Adrienne’s mouth opened, but no sound came out. She sank back into her leather chair, her entire corporate empire, her social standing, and her family name collapsing into dust around her in a matter of minutes.
The judge didn’t even look at the plaintiffs’ legal teams. She slammed her gavel down with a violent crack that sounded like a gunshot in the silent room.
“Case dismissed with prejudice,” the judge ruled, her voice cold with utter disgust. “The court finds the final will of Valerie Vance to be completely valid, binding, and executed with absolute clarity of intent. Chloe Mercer is the sole controlling trustee of Vance-Valerie Global. Court is adjourned.”
The gallery erupted into absolute chaos, reporters fighting each other to reach the double doors to broadcast the downfall of America’s premier beauty dynasty.

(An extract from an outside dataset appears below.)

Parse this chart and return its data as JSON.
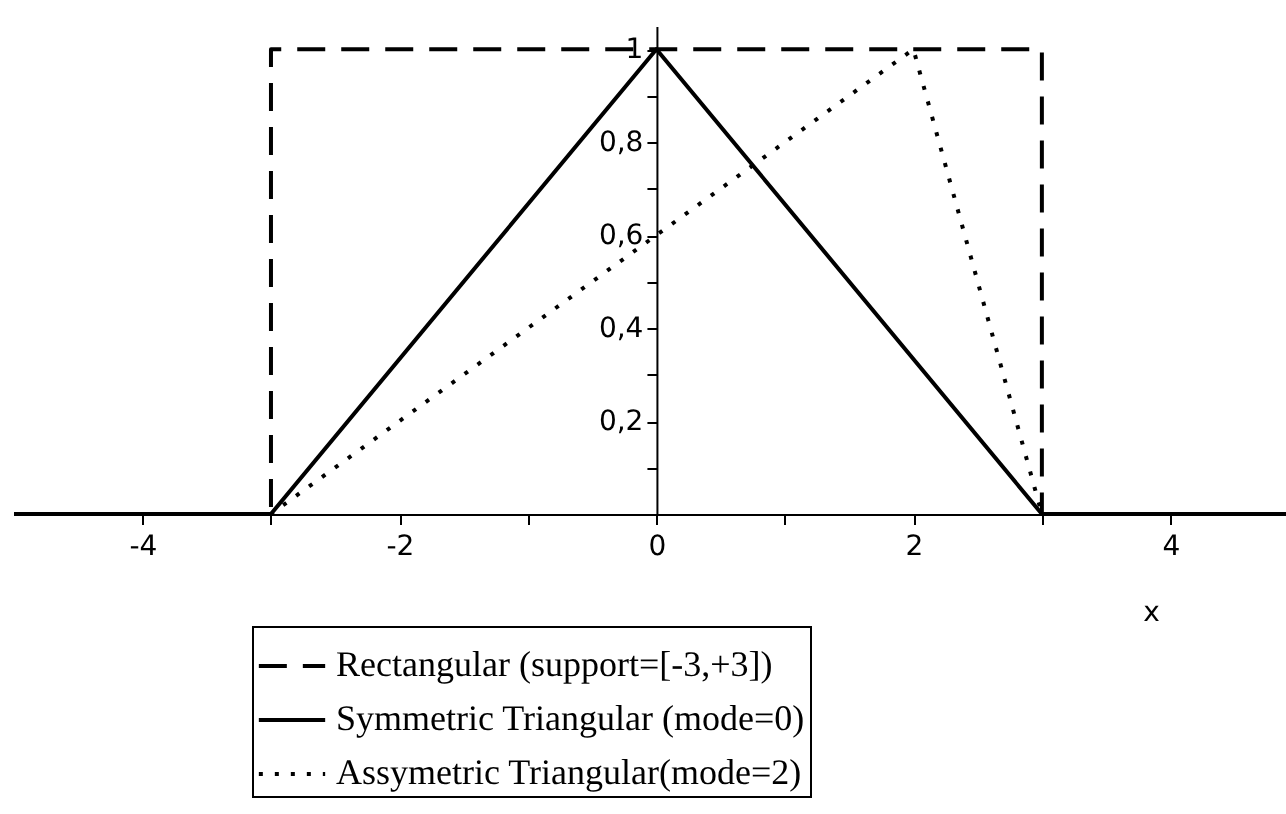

Inside the rail, Chloe slowly packed the small leather notebook back into her canvas bag. She didn’t look at Adrienne, who was being surrounded by her own frantic defense lawyers. She walked down the center aisle, her rubber-soled sneakers making a quiet, steady rhythm against the marble floor.
Outside, the New York winter air was freezing, and the flashbulbs of a hundred photographers turned the courthouse steps into a blinding wall of white light. They shouted her name, demanding to know what a twenty-six-year-old nurse was going to do with an eight-billion-dollar cosmetics empire.
Chloe stopped at the top of the steps, looking past the cameras at the giant billboard of Valerie Vance across the street.
“I’m going to pull down the billboards,” Chloe said to the nearest microphone, her voice calm, steady, and entirely unbroken. “And then I’m going to use their money to fund the one thing this family never had: a department that actually cares about saving lives instead of painting over the rot. Good day, everyone.”
She stepped into the back of a waiting car, the door shutting out the noise of the city, leaving the broken kingdom of the Vance sisters behind her for good.